Ahora, allá abajo en la llanura del Valle de Euparí, donde el horizonte borroso se confunde con el cielo, ese 3 de febrero de 1952, una columna de humo le anunció al joven Ortega que La Paz ardía.  Cuando se hizo noche, ya eran unas manchas de granate y oro que se veían a la distancia desde su empinada ladera.  Se retrataba las escenas de un vandalismo asiático que pudiera estar ocurriendo en aquellas calles.  Supuso que como nubes de moscas verdes debieron llegar los chulavitas por los costados del pueblo y en un círculo de repollo apretarían buscando las casas de los jefes liberales.

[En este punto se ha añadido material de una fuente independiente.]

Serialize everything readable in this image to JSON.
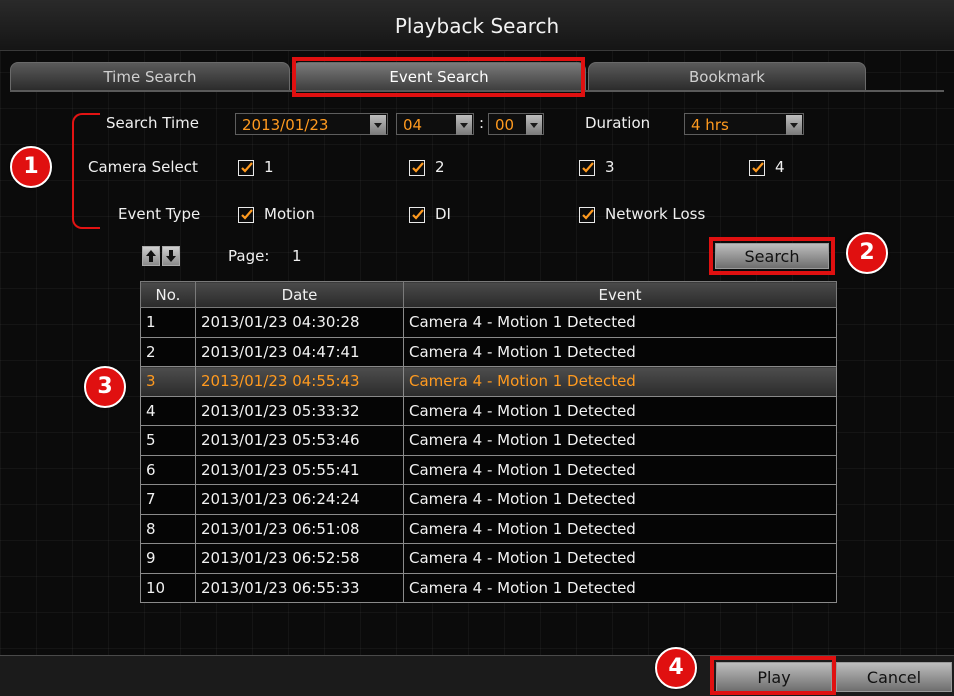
{
  "window": {
    "title": "Playback Search"
  },
  "tabs": [
    {
      "label": "Time Search",
      "active": false
    },
    {
      "label": "Event Search",
      "active": true
    },
    {
      "label": "Bookmark",
      "active": false
    }
  ],
  "form": {
    "search_time_label": "Search Time",
    "date_value": "2013/01/23",
    "hour_value": "04",
    "time_sep": ":",
    "minute_value": "00",
    "duration_label": "Duration",
    "duration_value": "4 hrs",
    "camera_select_label": "Camera Select",
    "cameras": [
      "1",
      "2",
      "3",
      "4"
    ],
    "event_type_label": "Event Type",
    "event_types": [
      "Motion",
      "DI",
      "Network Loss"
    ]
  },
  "pager": {
    "page_label": "Page:",
    "page_value": "1",
    "up_icon": "arrow-up-icon",
    "down_icon": "arrow-down-icon"
  },
  "search_button": "Search",
  "table": {
    "columns": [
      "No.",
      "Date",
      "Event"
    ],
    "selected_row": 2,
    "rows": [
      [
        "1",
        "2013/01/23 04:30:28",
        "Camera 4 - Motion 1 Detected"
      ],
      [
        "2",
        "2013/01/23 04:47:41",
        "Camera 4 - Motion 1 Detected"
      ],
      [
        "3",
        "2013/01/23 04:55:43",
        "Camera 4 - Motion 1 Detected"
      ],
      [
        "4",
        "2013/01/23 05:33:32",
        "Camera 4 - Motion 1 Detected"
      ],
      [
        "5",
        "2013/01/23 05:53:46",
        "Camera 4 - Motion 1 Detected"
      ],
      [
        "6",
        "2013/01/23 05:55:41",
        "Camera 4 - Motion 1 Detected"
      ],
      [
        "7",
        "2013/01/23 06:24:24",
        "Camera 4 - Motion 1 Detected"
      ],
      [
        "8",
        "2013/01/23 06:51:08",
        "Camera 4 - Motion 1 Detected"
      ],
      [
        "9",
        "2013/01/23 06:52:58",
        "Camera 4 - Motion 1 Detected"
      ],
      [
        "10",
        "2013/01/23 06:55:33",
        "Camera 4 - Motion 1 Detected"
      ]
    ]
  },
  "footer": {
    "play_label": "Play",
    "cancel_label": "Cancel"
  },
  "callouts": [
    "1",
    "2",
    "3",
    "4"
  ],
  "colors": {
    "highlight": "#ff9a1f",
    "callout_red": "#e01010",
    "background": "#0b0b0b"
  }
}
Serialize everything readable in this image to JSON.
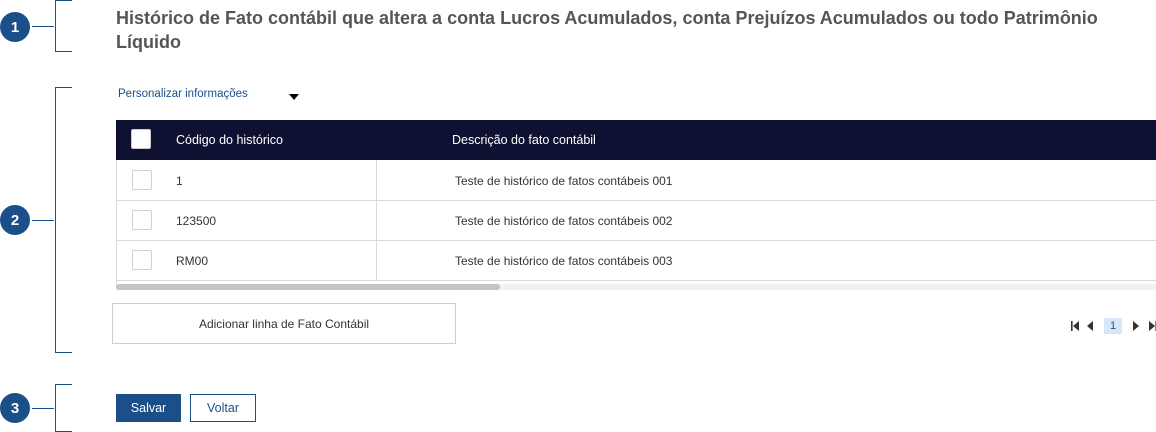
{
  "markers": [
    "1",
    "2",
    "3"
  ],
  "title": "Histórico de Fato contábil que altera a conta Lucros Acumulados, conta Prejuízos Acumulados ou todo Patrimônio Líquido",
  "customize_label": "Personalizar informações",
  "table": {
    "columns": [
      "Código do histórico",
      "Descrição do fato contábil"
    ],
    "rows": [
      {
        "code": "1",
        "description": "Teste de histórico de fatos contábeis 001"
      },
      {
        "code": "123500",
        "description": "Teste de histórico de fatos contábeis 002"
      },
      {
        "code": "RM00",
        "description": "Teste de histórico de fatos contábeis 003"
      }
    ]
  },
  "add_row_label": "Adicionar linha de Fato Contábil",
  "pagination": {
    "current_page": "1"
  },
  "actions": {
    "save_label": "Salvar",
    "back_label": "Voltar"
  },
  "colors": {
    "primary": "#1b4f8a",
    "table_header": "#0f1133",
    "page_highlight": "#d8e6f5"
  }
}
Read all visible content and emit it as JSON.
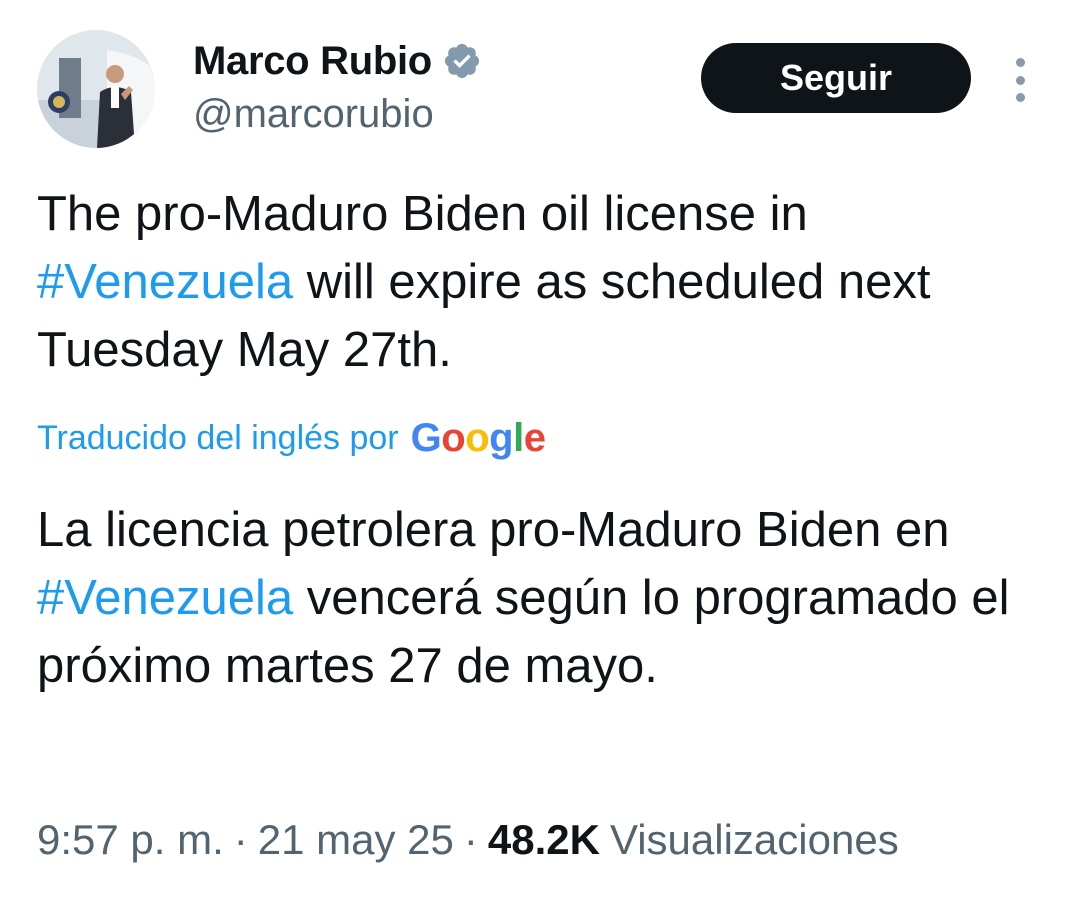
{
  "author": {
    "display_name": "Marco Rubio",
    "handle": "@marcorubio",
    "verified_icon": "verified-badge-icon",
    "verified_color": "#829aab"
  },
  "actions": {
    "follow_label": "Seguir",
    "more_icon": "more-vertical-icon"
  },
  "original": {
    "part1": "The pro-Maduro Biden oil  license in ",
    "hashtag": "#Venezuela",
    "part2": " will expire as scheduled next Tuesday May 27th."
  },
  "translation_note": {
    "label": "Traducido del inglés por",
    "provider": "Google"
  },
  "translated": {
    "part1": "La licencia petrolera pro-Maduro Biden en ",
    "hashtag": "#Venezuela",
    "part2": " vencerá según lo programado el próximo martes 27 de mayo."
  },
  "meta": {
    "time": "9:57 p. m.",
    "separator": "·",
    "date": "21 may 25",
    "views_count": "48.2K",
    "views_label": "Visualizaciones"
  },
  "colors": {
    "text": "#0f1419",
    "secondary": "#536471",
    "link": "#1d9bf0",
    "button_bg": "#0f1419",
    "button_text": "#ffffff"
  }
}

Sonarían los disparos de armas largas respondidas por algunos tonos bajos de revólveres y escopetas que varios avecindados, ciegos de ira, con vocación de suicidio, pecho en tierra y parapetados en las cercas de los patios, enfrentarían a la horda que llegaba. Los chulavitas con mechones prendidos pegarían llamas a las casas pajizas, con siluetas de transparencia rojiza por la contraluz del incendio dispararían a matar a quienes les viniere en gana y saquearían todo aquello que la gente no hubiere alcanzado a sacar de sus casas.  El grueso de la población debió huir hacia otros pueblos o a los montes del Perijá, si el mensaje de la cajetilla que él envió, fue entregado con la prisa con que lo había encomendado.

Pensó en Hernando en medio de ese drama con sus hijos pequeños, y con un grito de su desnuda impotencia, cayó de rodillas, y una sentida plegaria que de niño repetía cuando quedó huérfano, asomó a sus labios invocantes.